Lamb and Apricot Tagine

Having bought a tagine in the post-Christmas sales, it had been sitting on the shelf, staring longingly at me and whimpering “please, use me…”
Definitely a winter thing, the tagine had its debut last Monday night. What does a tagine actually do? The conical-shaped lid is designed to promote the return of the condensation to the bottom of the dish. The tagine creates an especially moist cooking environment for the food. Nigel Slater’s Lamb and Apricot Tagine is bursting with Moroccan flavours and ended up having a lovely smokiness thanks to the caramelisation and slight charring of the meat and sauce on the bottom of the pan.

photo of tagine

Prep time- 4 hours       Cooking time – 2.5 hours       Serves – 4 larger, 6 smaller

Ingredients

  • 1kg diced lamb shoulder
  • 2 teaspoons ground cinnamon
  • 2 teaspoons ground cumin
  • 2 teaspoons ground turmeric
  • 1 tablespoon sweet paprika
  • 1 teaspoon hot paprika
  • 2 tablespoons olive oil (for the tagine)
  • 2 onions, roughly chopped
  • 3 cloves of garlic, minced
  • 60g sultanas
  • 1 teaspoon saffron
  • 750ml vegetable, lamb or chicken stock
  • 2 x 400g cans chopped tomatoes
  • 120g dried apricots, halved
  • 3 tablespoons flaked almonds
  • handful of coriander, chopped
  • handful of flat-leaf parsley, chopped
  • 450g couscous
  • 1/2 teaspoon salt
  • 450ml boiling water
  • 2 tablespoons olive oil (for the couscous)
  • natural yogurt to dollop on top

Method

  1. Placed the cubed lamb in a deep bowl and sprinkle over half of the dried spices, tossing the meat so that each piece is coated in the aromatics.

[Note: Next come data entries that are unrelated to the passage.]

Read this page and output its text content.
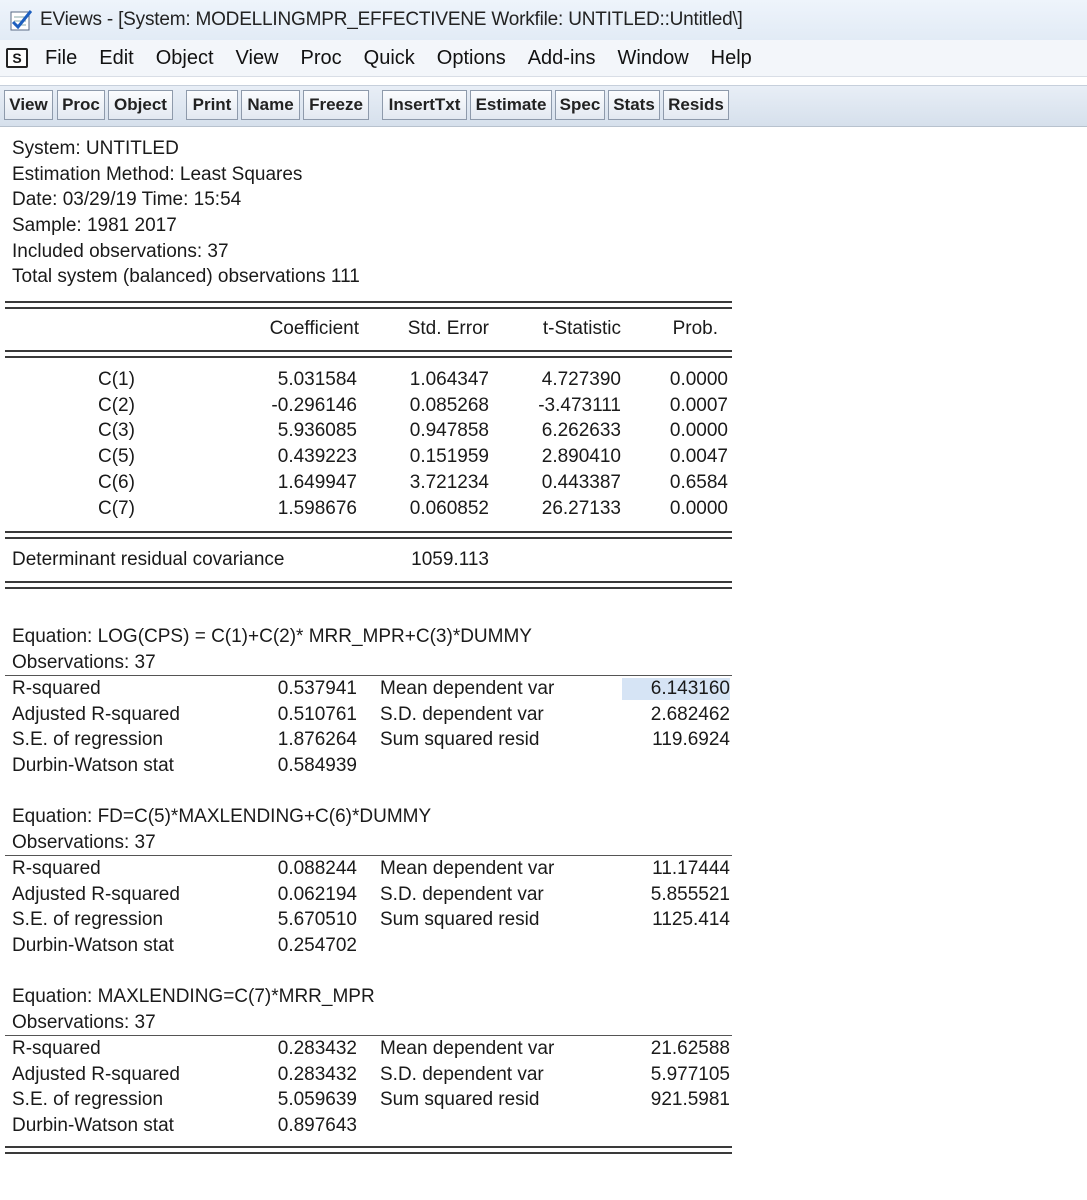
EViews - [System: MODELLINGMPR_EFFECTIVENE Workfile: UNTITLED::Untitled\]
S	File	Edit	Object	View	Proc	Quick	Options	Add-ins	Window	Help
View Proc Object	Print Name Freeze	InsertTxt Estimate Spec Stats Resids
System: UNTITLED
Estimation Method: Least Squares
Date: 03/29/19 Time: 15:54
Sample: 1981 2017
Included observations: 37
Total system (balanced) observations 111
Coefficient	Std. Error	t-Statistic	Prob.
C(1)	5.031584	1.064347	4.727390	0.0000
C(2)	-0.296146	0.085268	-3.473111	0.0007
C(3)	5.936085	0.947858	6.262633	0.0000
C(5)	0.439223	0.151959	2.890410	0.0047
C(6)	1.649947	3.721234	0.443387	0.6584
C(7)	1.598676	0.060852	26.27133	0.0000
Determinant residual covariance	1059.113
Equation: LOG(CPS) = C(1)+C(2)* MRR_MPR+C(3)*DUMMY
Observations: 37
R-squared	0.537941 Mean dependent var	6.143160
Adjusted R-squared	0.510761 S.D. dependent var	2.682462
S.E. of regression	1.876264 Sum squared resid	119.6924
Durbin-Watson stat	0.584939
Equation: FD=C(5)*MAXLENDING+C(6)*DUMMY
Observations: 37
R-squared	0.088244 Mean dependent var	11.17444
Adjusted R-squared	0.062194 S.D. dependent var	5.855521
S.E. of regression	5.670510 Sum squared resid	1125.414
Durbin-Watson stat	0.254702
Equation: MAXLENDING=C(7)*MRR_MPR
Observations: 37
R-squared	0.283432 Mean dependent var	21.62588
Adjusted R-squared	0.283432 S.D. dependent var	5.977105
S.E. of regression	5.059639 Sum squared resid	921.5981
Durbin-Watson stat	0.897643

Cover the bowl with a tea-towel and leave to rest for at least four hours (although overnight would be best).
  2. When you’re ready to start cooking, place the Tagine on top of your stove.
  3. Pour the olive oil into the Tagine or your dish and place the dish on a cooking ring, over a medium heat. When the oil has heated up you can add the spice-covered lamb pieces in small batches, browning them on all sides before scooping them out and placing them to one side.
  4. Add the onions and garlic to the pan with the remaining dried spices and stir them through, allowing the vegetables to soften and colour lightly.
  5. Add the sultanas, saffron, flaked almonds and apricots, stirring them through the softened onions and spices, then return the meat to the pan.
  6. Pour the chopped tomatoes and stock into the dish and increase the heat, bringing the contents to the boil.
  7. Season the stew with salt and black pepper, then cover the dish with a lid – reduce the heat – and leave for 21/hours or so.
  8. Ten minutes before the tagine is cooked, put the couscous and salt into a large bowl and add the boiling water.
  9. Cover with a tea towel and leave to soak for five minutes.
  10. Uncover the couscous and fluff up into separate grains with a fork. Drizzle on the olive oil and season with salt and pepper.
  11. Take the tagine off the heat.
  12. To serve, scatter the chopped coriander and parsley over the top, and dollop on some yogurt.